The district court properly denied the City’s motion for summary judgment and admitted extrinsic evidence of the parties’ intent before adjudicating the parties’ respective claims. The parol evidence rule does not bar consideration of extrinsic evidence in this case for two reasons. First, the rule does not apply to a claim for reformation of the contract based on mistake. See Scott v. Grow, 301 Mich. 226, 239, 3 N.W.2d 254 (1942). When an instrument is claimed, by mistake of the draftsman or scrivener, not to accurately reflect the agreement of the parties, the question whether such a mistake was made is open to parol evidence. Id. at 239-40, 3 N.W.2d 254.

*390 Moreover, the fact that the terms of the instant contract are far from clear and unambiguous is a second reason why the parol evidence rule does not bar consideration of extrinsic evidence in this case. Although the City correctly argues that the Exhibit “A” definition of “Delivery Point(s)” is seemingly clear in isolation, determining whether the term accurately reflects the parties’ intent requires review of the contract as a whole. Klapp v. United Ins. Group Agency, Inc., 468 Mich. 459, 467, 663 N.W.2d 447 (2003); City of Wyandotte v. Consolidated Rail Corp., 262 F.3d 581, 585 (6th Cir.2001). If two provisions of the same contract irreconcilably conflict with each other, the language of the contract is ambiguous. Klapp, 468 Mich, at 467, 663 N.W.2d 447. If a contract is ambiguous, a question of fact regarding the parties’ intent is presented, which requires resort to extrinsic evidence, such as evidence of the parties’ statements and conduct and past practices. Id. at 469-70, 663 N.W.2d 447.

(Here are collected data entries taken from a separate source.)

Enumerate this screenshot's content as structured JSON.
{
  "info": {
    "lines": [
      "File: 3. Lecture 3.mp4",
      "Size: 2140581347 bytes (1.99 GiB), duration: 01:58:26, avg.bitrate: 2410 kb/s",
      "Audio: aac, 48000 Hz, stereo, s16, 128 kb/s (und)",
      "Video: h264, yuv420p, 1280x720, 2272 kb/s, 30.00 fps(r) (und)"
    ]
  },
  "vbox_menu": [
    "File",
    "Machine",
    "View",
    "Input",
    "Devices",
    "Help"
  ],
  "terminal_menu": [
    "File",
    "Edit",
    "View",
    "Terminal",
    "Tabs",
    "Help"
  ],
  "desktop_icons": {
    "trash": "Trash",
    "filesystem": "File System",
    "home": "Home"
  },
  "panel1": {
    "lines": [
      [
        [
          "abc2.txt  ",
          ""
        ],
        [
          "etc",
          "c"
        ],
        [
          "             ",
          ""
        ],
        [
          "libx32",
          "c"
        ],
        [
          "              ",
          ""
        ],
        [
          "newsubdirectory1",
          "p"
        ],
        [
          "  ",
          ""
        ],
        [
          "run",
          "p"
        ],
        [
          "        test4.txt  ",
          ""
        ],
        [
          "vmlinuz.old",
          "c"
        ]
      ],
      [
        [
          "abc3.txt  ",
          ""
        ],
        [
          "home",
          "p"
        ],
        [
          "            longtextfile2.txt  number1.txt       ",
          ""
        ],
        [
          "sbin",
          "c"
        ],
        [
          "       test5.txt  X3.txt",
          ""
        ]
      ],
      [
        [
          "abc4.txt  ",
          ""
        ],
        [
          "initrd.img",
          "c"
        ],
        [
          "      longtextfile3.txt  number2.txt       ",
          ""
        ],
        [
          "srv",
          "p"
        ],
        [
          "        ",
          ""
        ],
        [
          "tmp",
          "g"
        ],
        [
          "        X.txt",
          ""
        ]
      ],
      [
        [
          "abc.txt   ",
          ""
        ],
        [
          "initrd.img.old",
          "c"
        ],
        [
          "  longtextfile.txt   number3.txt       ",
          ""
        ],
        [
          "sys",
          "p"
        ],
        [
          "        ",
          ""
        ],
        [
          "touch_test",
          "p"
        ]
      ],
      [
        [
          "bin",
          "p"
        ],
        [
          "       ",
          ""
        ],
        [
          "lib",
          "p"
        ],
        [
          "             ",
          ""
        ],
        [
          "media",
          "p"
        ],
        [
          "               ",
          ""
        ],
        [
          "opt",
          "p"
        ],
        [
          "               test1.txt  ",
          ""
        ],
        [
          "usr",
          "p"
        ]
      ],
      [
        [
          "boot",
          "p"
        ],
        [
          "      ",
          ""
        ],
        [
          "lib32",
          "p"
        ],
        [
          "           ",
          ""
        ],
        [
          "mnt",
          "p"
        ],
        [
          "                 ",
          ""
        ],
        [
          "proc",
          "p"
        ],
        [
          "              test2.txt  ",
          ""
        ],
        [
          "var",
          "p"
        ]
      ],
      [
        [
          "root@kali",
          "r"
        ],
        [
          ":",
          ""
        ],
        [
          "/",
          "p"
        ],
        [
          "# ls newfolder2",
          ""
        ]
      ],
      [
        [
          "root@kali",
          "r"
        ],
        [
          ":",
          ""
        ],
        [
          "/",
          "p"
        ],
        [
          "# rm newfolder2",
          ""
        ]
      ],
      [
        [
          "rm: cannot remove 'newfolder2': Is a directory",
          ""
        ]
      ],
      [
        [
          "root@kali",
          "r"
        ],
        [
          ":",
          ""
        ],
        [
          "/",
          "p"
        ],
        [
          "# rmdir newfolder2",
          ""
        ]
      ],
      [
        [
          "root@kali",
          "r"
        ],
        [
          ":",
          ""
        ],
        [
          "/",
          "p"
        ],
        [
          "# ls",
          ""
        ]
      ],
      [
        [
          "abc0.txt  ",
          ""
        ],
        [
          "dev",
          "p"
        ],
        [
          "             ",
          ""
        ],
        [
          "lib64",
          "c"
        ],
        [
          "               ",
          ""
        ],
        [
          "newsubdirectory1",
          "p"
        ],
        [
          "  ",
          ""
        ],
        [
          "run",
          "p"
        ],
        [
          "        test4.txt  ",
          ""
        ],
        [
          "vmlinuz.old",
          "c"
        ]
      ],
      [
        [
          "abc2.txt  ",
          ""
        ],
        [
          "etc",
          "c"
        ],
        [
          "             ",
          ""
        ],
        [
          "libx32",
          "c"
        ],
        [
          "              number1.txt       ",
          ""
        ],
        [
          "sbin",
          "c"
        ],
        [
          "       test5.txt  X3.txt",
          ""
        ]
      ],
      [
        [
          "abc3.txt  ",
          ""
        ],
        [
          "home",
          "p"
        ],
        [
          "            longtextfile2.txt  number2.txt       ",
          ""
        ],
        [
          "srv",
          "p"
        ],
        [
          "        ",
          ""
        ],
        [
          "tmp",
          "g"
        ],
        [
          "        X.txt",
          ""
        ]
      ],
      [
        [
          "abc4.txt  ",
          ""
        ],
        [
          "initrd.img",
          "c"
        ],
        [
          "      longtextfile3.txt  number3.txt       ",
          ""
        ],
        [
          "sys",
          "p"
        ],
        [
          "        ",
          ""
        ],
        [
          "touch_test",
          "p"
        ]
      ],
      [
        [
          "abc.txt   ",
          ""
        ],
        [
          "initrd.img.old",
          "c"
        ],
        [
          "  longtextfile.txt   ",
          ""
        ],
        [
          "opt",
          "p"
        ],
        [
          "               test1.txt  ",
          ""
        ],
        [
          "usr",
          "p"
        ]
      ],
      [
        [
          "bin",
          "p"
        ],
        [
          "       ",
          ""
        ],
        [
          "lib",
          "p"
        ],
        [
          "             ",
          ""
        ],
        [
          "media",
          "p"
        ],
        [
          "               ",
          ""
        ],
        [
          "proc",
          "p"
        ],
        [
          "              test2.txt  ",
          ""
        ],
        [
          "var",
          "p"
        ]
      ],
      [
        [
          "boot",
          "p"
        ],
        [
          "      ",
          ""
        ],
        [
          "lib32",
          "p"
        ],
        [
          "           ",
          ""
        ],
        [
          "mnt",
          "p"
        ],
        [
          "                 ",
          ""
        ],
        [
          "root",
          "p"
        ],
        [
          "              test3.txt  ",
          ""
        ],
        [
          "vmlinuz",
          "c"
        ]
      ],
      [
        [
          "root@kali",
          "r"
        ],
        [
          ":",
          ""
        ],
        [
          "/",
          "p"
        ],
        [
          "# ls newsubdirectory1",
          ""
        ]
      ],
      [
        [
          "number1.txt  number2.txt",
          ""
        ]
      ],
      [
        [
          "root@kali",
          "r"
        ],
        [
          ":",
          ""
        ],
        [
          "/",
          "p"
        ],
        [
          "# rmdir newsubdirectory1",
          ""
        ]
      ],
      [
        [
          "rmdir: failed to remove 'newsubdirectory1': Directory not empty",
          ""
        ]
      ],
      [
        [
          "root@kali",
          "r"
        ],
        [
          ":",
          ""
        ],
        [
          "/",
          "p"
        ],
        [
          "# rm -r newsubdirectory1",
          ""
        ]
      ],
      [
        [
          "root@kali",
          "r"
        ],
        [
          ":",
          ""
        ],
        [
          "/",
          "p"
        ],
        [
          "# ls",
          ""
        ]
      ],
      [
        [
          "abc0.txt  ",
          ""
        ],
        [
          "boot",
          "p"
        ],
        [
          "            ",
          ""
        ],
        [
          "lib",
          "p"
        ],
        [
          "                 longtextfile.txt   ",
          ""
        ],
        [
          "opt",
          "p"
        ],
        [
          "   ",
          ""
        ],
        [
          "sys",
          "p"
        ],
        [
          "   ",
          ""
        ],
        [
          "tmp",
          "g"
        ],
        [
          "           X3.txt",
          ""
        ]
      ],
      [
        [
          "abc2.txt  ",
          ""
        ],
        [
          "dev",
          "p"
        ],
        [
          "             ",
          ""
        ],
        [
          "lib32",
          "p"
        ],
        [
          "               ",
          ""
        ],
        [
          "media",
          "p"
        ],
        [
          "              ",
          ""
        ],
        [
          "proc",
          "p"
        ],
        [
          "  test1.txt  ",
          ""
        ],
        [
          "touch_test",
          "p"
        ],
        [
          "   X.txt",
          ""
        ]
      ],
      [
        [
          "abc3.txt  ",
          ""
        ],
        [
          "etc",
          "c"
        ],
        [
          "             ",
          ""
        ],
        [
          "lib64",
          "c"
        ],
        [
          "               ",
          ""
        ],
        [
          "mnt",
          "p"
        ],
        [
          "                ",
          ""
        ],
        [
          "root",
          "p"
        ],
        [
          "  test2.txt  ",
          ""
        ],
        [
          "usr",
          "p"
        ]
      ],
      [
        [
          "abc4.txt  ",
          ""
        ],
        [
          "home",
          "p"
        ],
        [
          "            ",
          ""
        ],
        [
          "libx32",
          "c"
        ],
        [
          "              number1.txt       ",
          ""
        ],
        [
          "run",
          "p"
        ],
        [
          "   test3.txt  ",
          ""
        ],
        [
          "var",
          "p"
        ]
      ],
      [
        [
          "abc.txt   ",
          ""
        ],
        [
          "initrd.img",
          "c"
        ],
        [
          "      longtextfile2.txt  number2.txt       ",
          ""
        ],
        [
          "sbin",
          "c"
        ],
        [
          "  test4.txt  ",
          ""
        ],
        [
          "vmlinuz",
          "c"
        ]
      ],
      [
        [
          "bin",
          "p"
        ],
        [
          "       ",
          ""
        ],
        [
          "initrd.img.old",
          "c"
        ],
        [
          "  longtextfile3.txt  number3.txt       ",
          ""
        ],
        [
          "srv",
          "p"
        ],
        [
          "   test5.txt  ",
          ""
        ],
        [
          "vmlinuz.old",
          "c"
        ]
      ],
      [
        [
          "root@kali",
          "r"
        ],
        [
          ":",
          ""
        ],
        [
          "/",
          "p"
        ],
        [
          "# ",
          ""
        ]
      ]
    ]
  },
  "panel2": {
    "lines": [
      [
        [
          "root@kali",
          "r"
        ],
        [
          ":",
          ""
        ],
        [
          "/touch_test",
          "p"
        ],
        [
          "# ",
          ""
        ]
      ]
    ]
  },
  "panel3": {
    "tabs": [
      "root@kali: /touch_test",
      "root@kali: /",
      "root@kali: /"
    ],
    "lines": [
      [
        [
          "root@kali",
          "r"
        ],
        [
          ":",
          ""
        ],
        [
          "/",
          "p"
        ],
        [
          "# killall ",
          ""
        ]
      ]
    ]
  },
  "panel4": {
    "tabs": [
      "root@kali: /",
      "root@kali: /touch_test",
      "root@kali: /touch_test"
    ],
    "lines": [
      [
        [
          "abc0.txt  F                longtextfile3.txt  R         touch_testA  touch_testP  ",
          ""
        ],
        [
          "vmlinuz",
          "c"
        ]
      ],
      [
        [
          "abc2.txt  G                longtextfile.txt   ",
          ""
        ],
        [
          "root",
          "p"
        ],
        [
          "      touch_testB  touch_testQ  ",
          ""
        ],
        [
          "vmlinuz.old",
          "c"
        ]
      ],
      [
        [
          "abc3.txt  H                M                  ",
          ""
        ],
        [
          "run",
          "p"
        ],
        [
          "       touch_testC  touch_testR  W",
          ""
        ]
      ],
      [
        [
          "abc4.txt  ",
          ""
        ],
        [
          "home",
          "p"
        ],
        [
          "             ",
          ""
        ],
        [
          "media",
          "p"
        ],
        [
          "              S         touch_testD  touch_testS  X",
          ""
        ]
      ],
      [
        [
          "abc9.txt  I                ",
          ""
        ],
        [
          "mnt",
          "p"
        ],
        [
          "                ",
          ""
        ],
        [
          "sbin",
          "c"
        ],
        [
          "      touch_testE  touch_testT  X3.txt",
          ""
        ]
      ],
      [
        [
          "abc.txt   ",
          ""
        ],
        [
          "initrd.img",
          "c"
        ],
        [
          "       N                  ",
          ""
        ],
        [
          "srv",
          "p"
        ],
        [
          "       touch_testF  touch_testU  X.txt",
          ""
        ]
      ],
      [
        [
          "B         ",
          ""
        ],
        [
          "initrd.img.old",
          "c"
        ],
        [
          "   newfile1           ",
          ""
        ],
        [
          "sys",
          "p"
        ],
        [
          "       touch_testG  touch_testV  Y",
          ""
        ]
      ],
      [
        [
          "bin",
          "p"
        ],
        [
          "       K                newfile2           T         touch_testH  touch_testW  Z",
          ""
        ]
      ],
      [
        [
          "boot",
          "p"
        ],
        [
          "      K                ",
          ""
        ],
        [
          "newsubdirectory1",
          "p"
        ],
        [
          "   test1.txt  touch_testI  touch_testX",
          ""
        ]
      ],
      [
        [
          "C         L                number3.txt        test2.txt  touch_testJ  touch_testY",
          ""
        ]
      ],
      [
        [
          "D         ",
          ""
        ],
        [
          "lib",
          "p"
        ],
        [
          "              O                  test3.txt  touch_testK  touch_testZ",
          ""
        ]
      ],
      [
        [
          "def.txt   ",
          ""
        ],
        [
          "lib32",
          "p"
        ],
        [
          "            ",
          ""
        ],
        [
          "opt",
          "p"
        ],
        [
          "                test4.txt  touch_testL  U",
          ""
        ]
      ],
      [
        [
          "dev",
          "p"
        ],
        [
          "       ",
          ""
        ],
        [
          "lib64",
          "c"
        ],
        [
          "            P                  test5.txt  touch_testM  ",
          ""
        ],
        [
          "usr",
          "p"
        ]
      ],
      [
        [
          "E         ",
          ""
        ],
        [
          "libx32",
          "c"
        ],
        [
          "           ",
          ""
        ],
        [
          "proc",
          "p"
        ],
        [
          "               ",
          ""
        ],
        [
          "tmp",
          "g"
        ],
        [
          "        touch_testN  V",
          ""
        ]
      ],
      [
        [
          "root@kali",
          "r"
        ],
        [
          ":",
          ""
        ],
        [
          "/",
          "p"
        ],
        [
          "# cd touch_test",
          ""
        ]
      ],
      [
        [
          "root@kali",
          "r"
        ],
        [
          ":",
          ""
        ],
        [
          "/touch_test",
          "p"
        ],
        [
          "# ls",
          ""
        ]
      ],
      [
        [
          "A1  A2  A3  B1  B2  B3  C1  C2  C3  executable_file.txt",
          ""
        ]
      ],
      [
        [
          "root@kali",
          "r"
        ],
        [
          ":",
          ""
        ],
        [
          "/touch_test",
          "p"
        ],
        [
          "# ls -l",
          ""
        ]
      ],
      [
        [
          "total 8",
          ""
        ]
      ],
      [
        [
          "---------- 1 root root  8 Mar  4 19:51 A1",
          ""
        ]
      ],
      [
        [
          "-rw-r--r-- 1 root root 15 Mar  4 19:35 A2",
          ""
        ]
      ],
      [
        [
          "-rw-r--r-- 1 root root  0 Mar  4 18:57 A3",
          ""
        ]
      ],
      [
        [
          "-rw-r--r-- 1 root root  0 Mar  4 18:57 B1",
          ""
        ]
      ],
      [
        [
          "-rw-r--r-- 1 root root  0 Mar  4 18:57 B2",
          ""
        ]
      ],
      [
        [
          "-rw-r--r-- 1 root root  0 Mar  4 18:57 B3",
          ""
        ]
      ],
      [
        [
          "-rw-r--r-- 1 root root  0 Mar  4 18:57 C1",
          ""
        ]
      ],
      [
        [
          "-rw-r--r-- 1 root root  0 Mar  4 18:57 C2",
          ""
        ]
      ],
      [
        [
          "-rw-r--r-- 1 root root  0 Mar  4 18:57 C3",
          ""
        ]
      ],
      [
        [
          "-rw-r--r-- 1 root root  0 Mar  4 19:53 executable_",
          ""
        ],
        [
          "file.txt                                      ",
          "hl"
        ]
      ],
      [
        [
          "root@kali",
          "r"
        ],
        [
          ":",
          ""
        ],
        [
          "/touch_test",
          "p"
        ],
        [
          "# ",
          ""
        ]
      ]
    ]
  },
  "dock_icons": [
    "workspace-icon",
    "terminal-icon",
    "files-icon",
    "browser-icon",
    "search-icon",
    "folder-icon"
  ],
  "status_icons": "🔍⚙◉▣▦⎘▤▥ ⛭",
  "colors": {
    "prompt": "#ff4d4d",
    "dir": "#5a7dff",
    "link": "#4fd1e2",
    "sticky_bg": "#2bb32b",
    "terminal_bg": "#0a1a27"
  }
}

Here, review of the sales contract as a whole reveals several provisions at odds with the Exhibit “A” definition of “Delivery Point(s).” In particular, § 4a indicates that the City was to bear responsibility for the transportation of gas “from the Delivery Point(s).” (Emphasis added.) If the delivery points to which TXU was responsible for arranging and paying for transportation were intended to be the City’s facility burner tips, per Exhibit “A,” there would be no further local transportation for which the City could be responsible. Similarly, § 4b deals with penalties assessed to the City by MichCon in connection with local distribution of gas. If TXU were responsible for local transportation to the facility burner tips, there would be no reason for the City to be assessed penalties by MichCon.

These internal inconsistencies in the terms of the contract thus represented a second justification for the district court’s consideration of extrinsic evidence in determining the intent of the parties. It follows that the district court did not err by refusing to enforce the contract as a matter of law without considering extrinsic evidence of the parties’ actual intent.

Ill

“Back of nearly every written instrument lies a parol agreement, merged therein; but the writing controls unless a court of equity, on invocation of its power, finds the writing does not express what the minds of the parties met on, and intended, and supposed they had expressed, but which miscarried by mutual mistake.” E.R. Brenner Co. v. Brooker Eng’g Co., 301 Mich. 719, 723, 4 N.W.2d 71 (1942) (quoting Lee State Bank v. McElheny, 227 Mich. 322, 327, 198 N.W. 928 (1924)). The parties agree that TXU had the burden of demonstrating by clear and convincing evidence that the contract should be reformed in order to carry out the true agreement of the parties. Id.; Dingeman v. Reffitt, 152 Mich.App.